A team of astronomers from the California Institute of Technology, the Harvard-Smithsonian Center for Astrophysics (CfA) and a number of international scientific organizations presented results that solve one of the longest — running mysteries of cosmology-the discovery of the so-called "missing" baryonic matter. The study is published in The Astrophysical Journal and is based on an analysis of fast radio bursts( FRBs), which have become a new tool for studying the large-scale structure of the universe.
The problem of missing material was identified in the late 1990s. According to theoretical models and relic radiation data, ordinary matter (baryons) should account for about 16% of the total amount of matter and energy in the universe. However, observations of stars, gas in galaxies, and galaxy clusters recorded only about half of the expected mass. Scientists assumed that the rest is dispersed in the form of extremely rarefied gas between galaxies, but this could not be confirmed — existing methods did not allow to fix such fine structures.
The key to solving the problem was provided by fast radio bursts — powerful pulses of radio waves lasting only a few milliseconds that come from distant galaxies. As they pass through the intergalactic medium, FRB signals interact with electrons, causing dispersion: radio waves of different frequencies propagate at different speeds, which allows you to measure the amount of matter in the signal path.
The study is based on an analysis of 69 FRBs recorded by various radio telescopes over the past five years. Among them was the record-breaking distant burst FRB 20230521B, which came from a distance of 9.1 billion light-years. A special feature of the work was that for each FRB it was possible to accurately determine its source galaxy. For this purpose, the DSA-110 radio telescope array was used, which provides localization up to 0.1 arcseconds. Additionally, data from the Keck and Palomar optical observatories, as well as the ASKAP radio telescope in Australia and other instruments were used.

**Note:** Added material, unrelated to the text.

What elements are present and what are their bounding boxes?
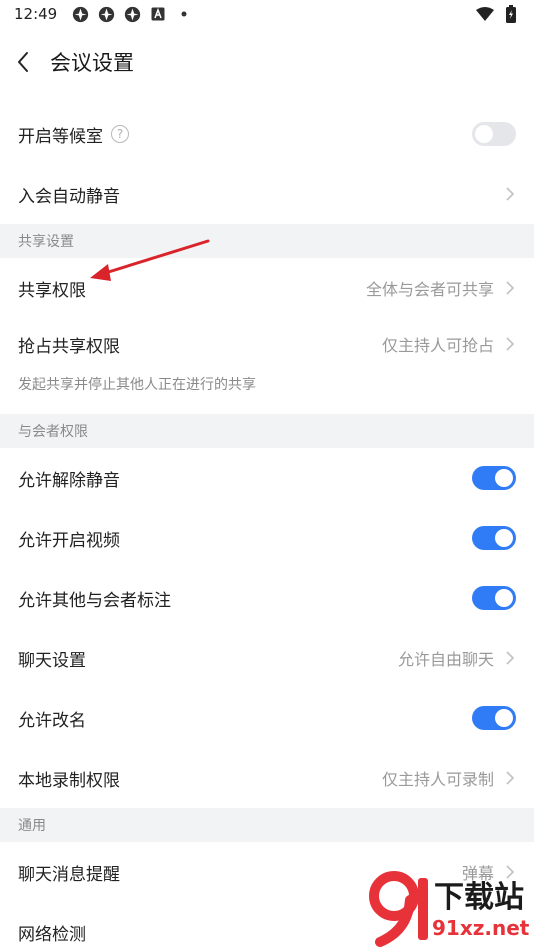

The results showed that 76 % of baryonic matter is contained in intergalactic gas, which forms a "cosmic web" - a network of filaments of warm plasma between clusters of galaxies. About 15 % of the matter is concentrated in the halos of galaxies, and 9 % — in the stars, planets and interstellar gas of the galaxies themselves. These data coincide with the predictions of the standard model ΛCDM (Λ-cold dark matter), confirming its correctness. Previously, the lack of observational evidence raised doubts about the adequacy of the model and prompted the search for alternatives.
The authors of the study emphasize that the use of FRBs opens up new horizons in cosmology. These signals can be used to refine the parameters of the large-scale structure of the universe, study the properties of neutrinos, and search for interactions between dark matter and baryonic matter. Already in 2025, the new DSA-2000 radio telescope in Nevada will be connected to the work, which will be able to register up to 10,000 FRBs annually, which will significantly increase the accuracy and scale of such studies.
"FRBs have illuminated the invisible universe like a lantern in a fog. Now we can see them as a universal tool for space exploration, " said Liam Connor, lead author of the paper. According to co-author Vera Glushevich (USC), for the first time it was possible to model and observe the distribution of matter under a variety of conditions, which opens the way for new discoveries in physics and astrophysics.